Здесь можно много говорить об эстетических и этических разногласиях, да, мне во многом противно то, что происходит, ситуация с «Открытой Россией» и ситуация с другими оппозиционерами, ситуация с безумием силовиков. У меня все это вызывает отвращение, но тем не менее я не вижу рисков для своей жизни сегодня, мне не нужно отсюда бежать.
Из России уезжает, конечно, много людей, десятки тысяч людей, которые могли бы приносить экономическую пользу. Уезжают — по причинам совершенно объективным — туда, где бизнеса больше, туда, где ВВП больше, и туда, где здравоохранение лучше.
Кроме того, когда речь идет о детях, возникает вопрос, ну, хорошо, предположим, дети захотят тут остаться. Но что они будут делать? В России очень мало возможностей. Вот у меня старшая дочь — врач, средняя дочь — биохимик, третий ребенок сейчас учится, занимается neuroscience, то есть проблемами мозга и мышления. Сын пока маленький. Никто из них заниматься бизнесом и работать в «Газпроме» не хочет.
Моя дочь работает врачом в Израиле. Она там, во-первых, получает очень большие деньги, во-вторых, там несравнимая с Россией система медицины, и она действительно может делать серьезные вещи.
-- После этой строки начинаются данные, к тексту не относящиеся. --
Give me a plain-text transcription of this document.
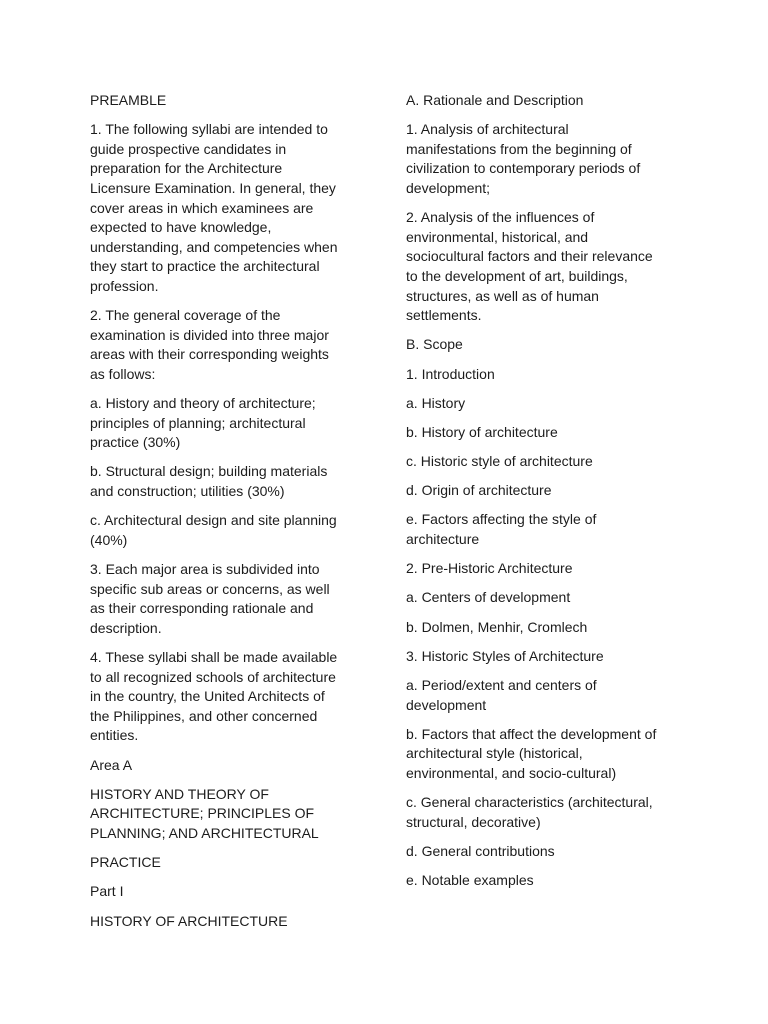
PREAMBLE

1. The following syllabi are intended to
guide prospective candidates in
preparation for the Architecture
Licensure Examination. In general, they
cover areas in which examinees are
expected to have knowledge,
understanding, and competencies when
they start to practice the architectural
profession.

2. The general coverage of the
examination is divided into three major
areas with their corresponding weights
as follows:

a. History and theory of architecture;
principles of planning; architectural
practice (30%)

b. Structural design; building materials
and construction; utilities (30%)

c. Architectural design and site planning
(40%)

3. Each major area is subdivided into
specific sub areas or concerns, as well
as their corresponding rationale and
description.

4. These syllabi shall be made available
to all recognized schools of architecture
in the country, the United Architects of
the Philippines, and other concerned
entities.

Area A

HISTORY AND THEORY OF
ARCHITECTURE; PRINCIPLES OF
PLANNING; AND ARCHITECTURAL

PRACTICE

Part I

HISTORY OF ARCHITECTURE

A. Rationale and Description

1. Analysis of architectural
manifestations from the beginning of
civilization to contemporary periods of
development;

2. Analysis of the influences of
environmental, historical, and
sociocultural factors and their relevance
to the development of art, buildings,
structures, as well as of human
settlements.

B. Scope

1. Introduction

a. History

b. History of architecture

c. Historic style of architecture

d. Origin of architecture

e. Factors affecting the style of
architecture

2. Pre-Historic Architecture

a. Centers of development

b. Dolmen, Menhir, Cromlech

3. Historic Styles of Architecture

a. Period/extent and centers of
development

b. Factors that affect the development of
architectural style (historical,
environmental, and socio-cultural)

c. General characteristics (architectural,
structural, decorative)

d. General contributions

e. Notable examples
И здесь проблема не только в том, хорош Путин или плох, а просто в том, что если ты хочешь быть здесь химиком, то ты будешь работать на плохом оборудовании, в плохом месте, без связи с зарубежными коллегами, получая мизерную зарплату — в два раза меньше, чем получает секретарь в «Газпроме». Хотят этого люди? Не хотят. Сложно этим людей попрекать, мне кажется.
СПОРНЫЕ МИЛЛИАРДЫ
– Сейчас подавляющее большинство миллиардеров подошло к такому возрасту, когда им нужно передавать или по крайней мере задумываться о том, кому передать свои империи. Должна ли Россия вводить инструменты регулирования передачи наследства? И второй вопрос: как вы думаете, эти наследники, которые растут, они страну изменят?
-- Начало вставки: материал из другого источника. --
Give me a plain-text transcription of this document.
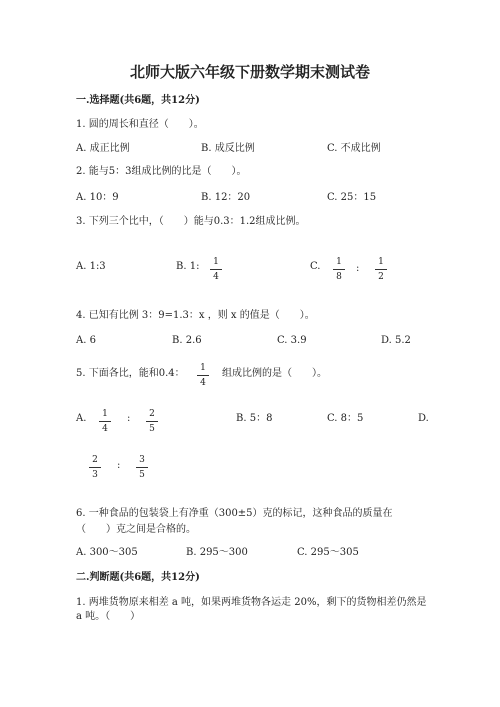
北师大版六年级下册数学期末测试卷
一.选择题(共6题，共12分)
1. 圆的周长和直径（　　）。
A. 成正比例	B. 成反比例	C. 不成比例
2. 能与5：3组成比例的比是（　　）。
A. 10：9	B. 12：20	C. 25：15
3. 下列三个比中，（　　）能与0.3：1.2组成比例。
A. 1:3	B. 1:	1
4
C.	1
8
:
1
2
4. 已知有比例 3：9=1.3：x ，则 x 的值是（　　）。
A. 6	B. 2.6	C. 3.9	D. 5.2
5. 下面各比，能和0.4：	1
4
组成比例的是（　　）。
A.	1
4
:	2
5
B. 5：8	C. 8：5	D.
2
3
:	3
5
6. 一种食品的包装袋上有净重（300±5）克的标记，这种食品的质量在
（　　）克之间是合格的。
A. 300～305	B. 295～300	C. 295～305
二.判断题(共6题，共12分)
1. 两堆货物原来相差 a 吨，如果两堆货物各运走 20%，剩下的货物相差仍然是
a 吨。（　　）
– У нас миллиардеров не так много. Долларовых меньше ста, по-моему, и мы их всех знаем, в Кремле их список тоже есть. И я очень сомневаюсь, что они смогут передать по наследству то, что им принадлежит внутри России. На мой взгляд, кремлевская позиция состоит в том, что это государственные активы, которые им дали подержать.
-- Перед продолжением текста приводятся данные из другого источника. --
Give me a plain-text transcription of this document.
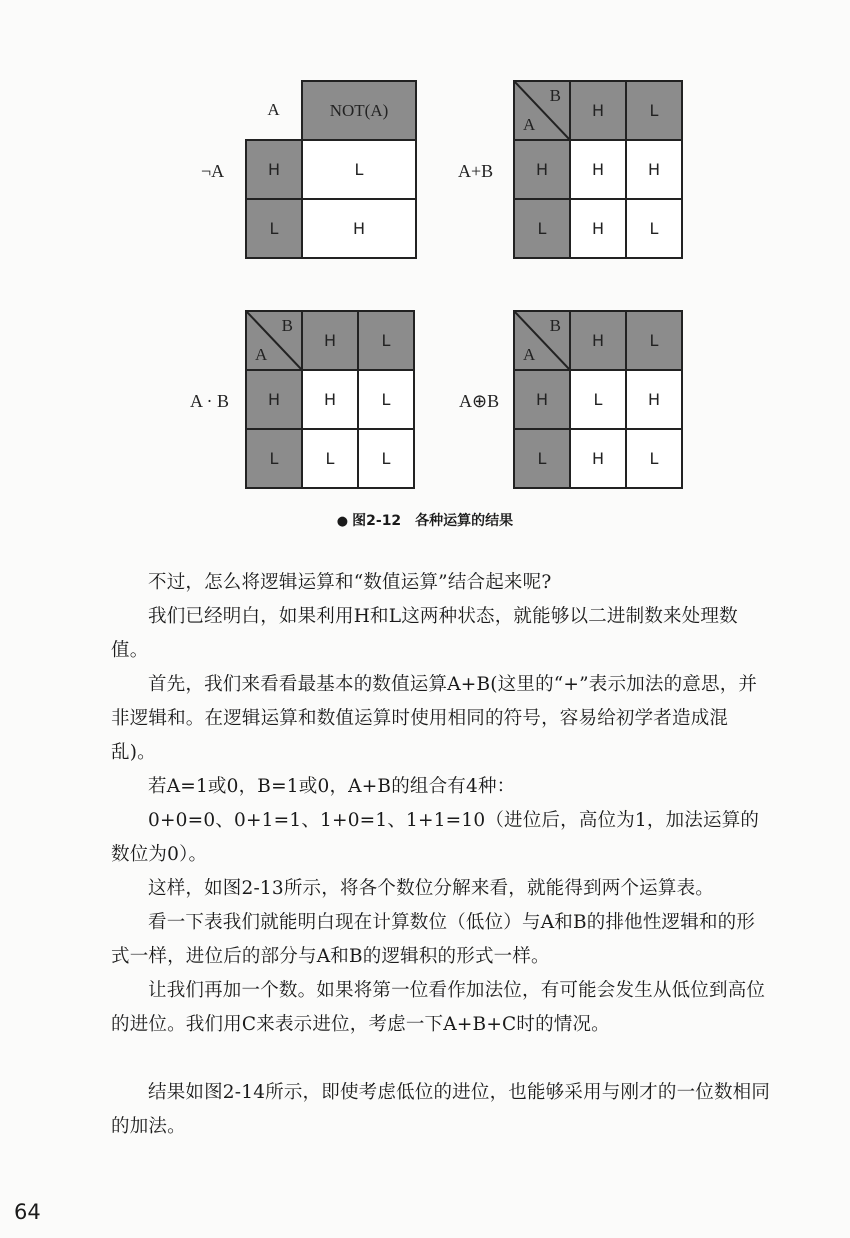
¬A
A	NOT(A)
H	L
L	H
A+B
B
A	H	L
H	H	H
L	H	L
A · B
B
A	H	L
H	H	L
L	L	L
A⊕B
B
A	H	L
H	L	H
L	H	L
● 图2-12　各种运算的结果

不过，怎么将逻辑运算和“数值运算”结合起来呢?

我们已经明白，如果利用H和L这两种状态，就能够以二进制数来处理数值。

首先，我们来看看最基本的数值运算A+B(这里的“+”表示加法的意思，并非逻辑和。在逻辑运算和数值运算时使用相同的符号，容易给初学者造成混乱)。

若A=1或0，B=1或0，A+B的组合有4种：

0+0=0、0+1=1、1+0=1、1+1=10（进位后，高位为1，加法运算的数位为0）。

这样，如图2-13所示，将各个数位分解来看，就能得到两个运算表。

看一下表我们就能明白现在计算数位（低位）与A和B的排他性逻辑和的形式一样，进位后的部分与A和B的逻辑积的形式一样。

让我们再加一个数。如果将第一位看作加法位，有可能会发生从低位到高位的进位。我们用C来表示进位，考虑一下A+B+C时的情况。

结果如图2-14所示，即使考虑低位的进位，也能够采用与刚才的一位数相同的加法。

64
Кроме того, даже если считать их миллиарды как частную собственность, эти миллиарды очень часто спорные. Сколько на самом деле стоит бизнес при условии, что у него очень много, например, оборонных бизнесов и бизнесов, которые приносят убытки? Сколько стоит МТС, если завтра можно отобрать у нее лицензию?
Понятие большой собственности для России очень условно, поэтому я не думаю, что для этих людей вообще стоит вопрос о передаче по наследству собственности в России. А то, что у них не в России, они будут передавать по законам тех стран, где это находится.